The French designer was dealt a blow by the European Union’s highest court today when Advocate General Maciej Szpunar sided with the defendant in a trademark suit Louboutin filed in 2012. At that time, the designer sued Dutch company Van Haren — which operates affordable footwear outlets in The Netherlands — for selling high-heeled women’s shoes with red soles. In 2013, Van Haren was forced to cease production of the shoes in question when the Brussels Court of Appeal ruled in favor of an injunction by Louboutin, finding that the red soles represented a distinctive marker for consumers. (Van Haren has argued that the trademark in question is invalid.)
But, Szpunar said today that a trademark combining color and shape — such as Louboutin’s red-soled pumps — could be refused or declared invalid on the grounds of EU trademark law and sent the case back to Dutch courts for consideration.
While Louboutin has been victorious in trademark litigation in the U.S. — the designer successfully sued YSL in 2012 for trademark infringement — the brand has seen mixed rulings in other regions.

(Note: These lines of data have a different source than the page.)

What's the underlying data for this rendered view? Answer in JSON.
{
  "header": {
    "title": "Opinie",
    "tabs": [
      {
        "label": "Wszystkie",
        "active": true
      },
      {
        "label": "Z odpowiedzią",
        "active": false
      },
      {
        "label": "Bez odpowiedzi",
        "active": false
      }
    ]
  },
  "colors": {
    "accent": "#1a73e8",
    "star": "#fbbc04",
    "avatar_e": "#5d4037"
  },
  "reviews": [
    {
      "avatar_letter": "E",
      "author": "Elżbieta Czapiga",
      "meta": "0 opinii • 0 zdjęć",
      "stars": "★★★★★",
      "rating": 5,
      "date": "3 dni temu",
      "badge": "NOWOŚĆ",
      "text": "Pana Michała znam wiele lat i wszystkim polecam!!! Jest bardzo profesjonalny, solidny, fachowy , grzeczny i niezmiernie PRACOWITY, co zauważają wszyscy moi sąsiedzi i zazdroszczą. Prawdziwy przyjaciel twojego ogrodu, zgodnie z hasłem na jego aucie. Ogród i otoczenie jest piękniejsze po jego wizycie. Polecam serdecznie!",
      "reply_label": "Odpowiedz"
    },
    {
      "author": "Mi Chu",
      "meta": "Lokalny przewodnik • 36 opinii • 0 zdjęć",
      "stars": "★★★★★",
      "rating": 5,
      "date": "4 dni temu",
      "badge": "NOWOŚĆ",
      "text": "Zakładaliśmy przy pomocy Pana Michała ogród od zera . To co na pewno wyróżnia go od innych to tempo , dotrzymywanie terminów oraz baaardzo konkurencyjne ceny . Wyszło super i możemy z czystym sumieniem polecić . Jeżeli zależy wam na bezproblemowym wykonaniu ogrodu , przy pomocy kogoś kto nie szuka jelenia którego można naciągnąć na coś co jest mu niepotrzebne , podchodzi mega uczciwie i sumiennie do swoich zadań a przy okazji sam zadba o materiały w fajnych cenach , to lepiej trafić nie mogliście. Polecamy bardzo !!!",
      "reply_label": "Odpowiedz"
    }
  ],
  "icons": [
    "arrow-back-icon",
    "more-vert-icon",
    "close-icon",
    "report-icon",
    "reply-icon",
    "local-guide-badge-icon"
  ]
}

In February 2017, Swiss courts turned down a final appeal by the luxury label to trademark its red-soled heels there, finding that the red soles are merely an aesthetic element. The courts further noted that the fact that the brand has won the battle for trademark status in other markets including China, Australia and Russia did not mean the shoes should receive the same status in Switzerland.
In December, Louboutin was awarded almost 10 lakh rupees ($156,078) in damages and a permanent injunction against two shoe dealers — Kamal Family Footwear and Adra Steps — for infringing on his red-sole trademark in India.
Louboutin has not yet responded to requests for comment.